NZUSA President Daniel Haines was “caught by surprise” after hearing the decision today. Haines defended the union explaining that, in three years, membership has reduced from $80,000 per year to $45,000 per year due to increased external funding and support.
Education Officer Laura Harris said, “there is potential for the body that NZUSA represents - for having a central body.” However, she added, “A lot of their communication has been about asking for money and then asking us to provide the information. We can’t pay for something and then provide the service too.”
Haines defended NZUSA, explaining that “[former OUSA President Ruby Sycamore-Smith] never communicated any issues about NZUSA with us. If they had communicated with us, we could have addressed it.”
“I don’t understand. The whole point of our existence is to have associations communicate the issues to us and each other.”
“It’s hard for us to do our job if [the associations] won’t talk to us.”
Postgraduate Officer Kurt Purdon said, “they’ve had every opportunity to prove themselves each year. With elections happening, this was their year. Instead, Ruby [Sycamore-Smith] single handily did more than their entire body in terms of representing students.”
“We lose credibility by being a part of them. Even if membership were free, I’d have serious questions about being a member.”
In previous meetings, the Executive have outlined reasons for staying with NZUSA. The main argument for staying, aside from having a centralised student body to approach politicians, has been that university associations have an obligation to support other associations who do not have as much lobbying power. NZUSA also provides some training to incoming student association presidents.
Haines said, “it concerns me that this decision will diminish the collective power of NZUSA.”
“It will be harder to do things without a united front. I am concerned how we will look to politicians if we approach them as separate parties. No one wants to talk to twelve different people when they could talk to one.”
At the Executive meeting, Edgar said, “They’ve projected $450,000 of overheads next year.” He explained that if NZUSA were to cease to exist, “all of a sudden you’ve got this massive accumulation of wealth.”
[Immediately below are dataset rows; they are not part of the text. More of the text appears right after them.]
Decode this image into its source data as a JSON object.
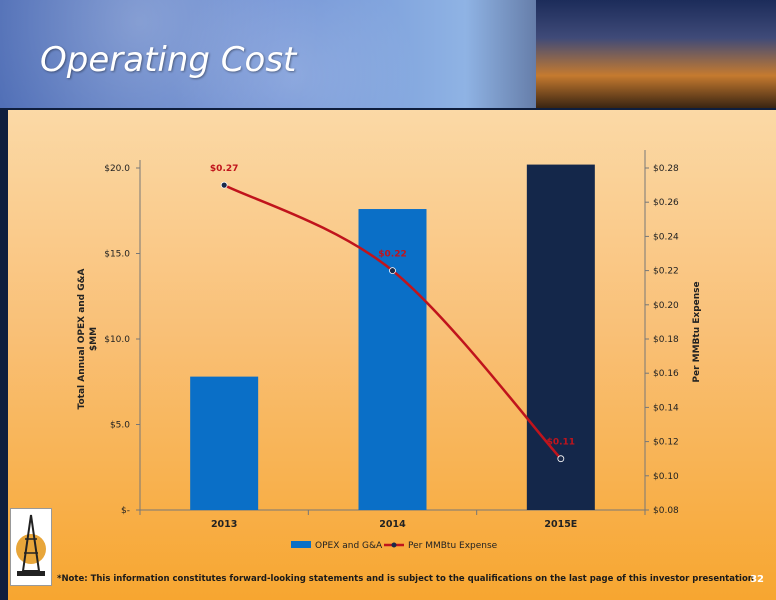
{
  "header": {
    "title": "Operating Cost"
  },
  "footer": {
    "note": "*Note: This information constitutes forward-looking statements and is subject to the qualifications on the last page of this investor presentation",
    "page_number": "32"
  },
  "colors": {
    "bar": "#0a6fc7",
    "bar_estimate": "#14274a",
    "line": "#c0141c",
    "point_label": "#c0141c"
  },
  "chart_data": {
    "type": "bar",
    "categories": [
      "2013",
      "2014",
      "2015E"
    ],
    "series": [
      {
        "name": "OPEX and G&A",
        "type": "bar",
        "axis": "left",
        "values": [
          7.8,
          17.6,
          20.2
        ]
      },
      {
        "name": "Per MMBtu Expense",
        "type": "line",
        "axis": "right",
        "values": [
          0.27,
          0.22,
          0.11
        ],
        "labels": [
          "$0.27",
          "$0.22",
          "$0.11"
        ]
      }
    ],
    "ylabel": "Total Annual OPEX and G&A $MM",
    "ylabel_lines": [
      "Total Annual OPEX and G&A",
      "$MM"
    ],
    "y2label": "Per MMBtu Expense",
    "ylim": [
      0,
      20
    ],
    "y2lim": [
      0.08,
      0.28
    ],
    "y_ticks": [
      0,
      5,
      10,
      15,
      20
    ],
    "y_tick_labels": [
      "$-",
      "$5.0",
      "$10.0",
      "$15.0",
      "$20.0"
    ],
    "y2_ticks": [
      0.08,
      0.1,
      0.12,
      0.14,
      0.16,
      0.18,
      0.2,
      0.22,
      0.24,
      0.26,
      0.28
    ],
    "y2_tick_labels": [
      "$0.08",
      "$0.10",
      "$0.12",
      "$0.14",
      "$0.16",
      "$0.18",
      "$0.20",
      "$0.22",
      "$0.24",
      "$0.26",
      "$0.28"
    ],
    "legend": [
      "OPEX and G&A",
      "Per MMBtu Expense"
    ],
    "legend_position": "bottom",
    "grid": false
  }
}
The Executive discussed potential alternatives to NZUSA.
Finance Officer and 2015 President Paul Hunt has previously said he is “a fan of devolution.” He has noticed more students becoming involved in politically active cause groups and would “rather support these smaller groups than move funds upwards.”
Harris suggested organising meetings between student association presidents and paying “someone with the relevant experience” to “motivate and band the groups together.”
According to NZUSA constitution, OUSA is required to give 12 months notice prior to withdrawing. However, they are yet to confirm whether they will be paying the $45,000 for 2015.
The Executive said that as a result of their withdrawal from NZUSA, they would look into ways of further supporting Otago Polytechnic Students’ Association.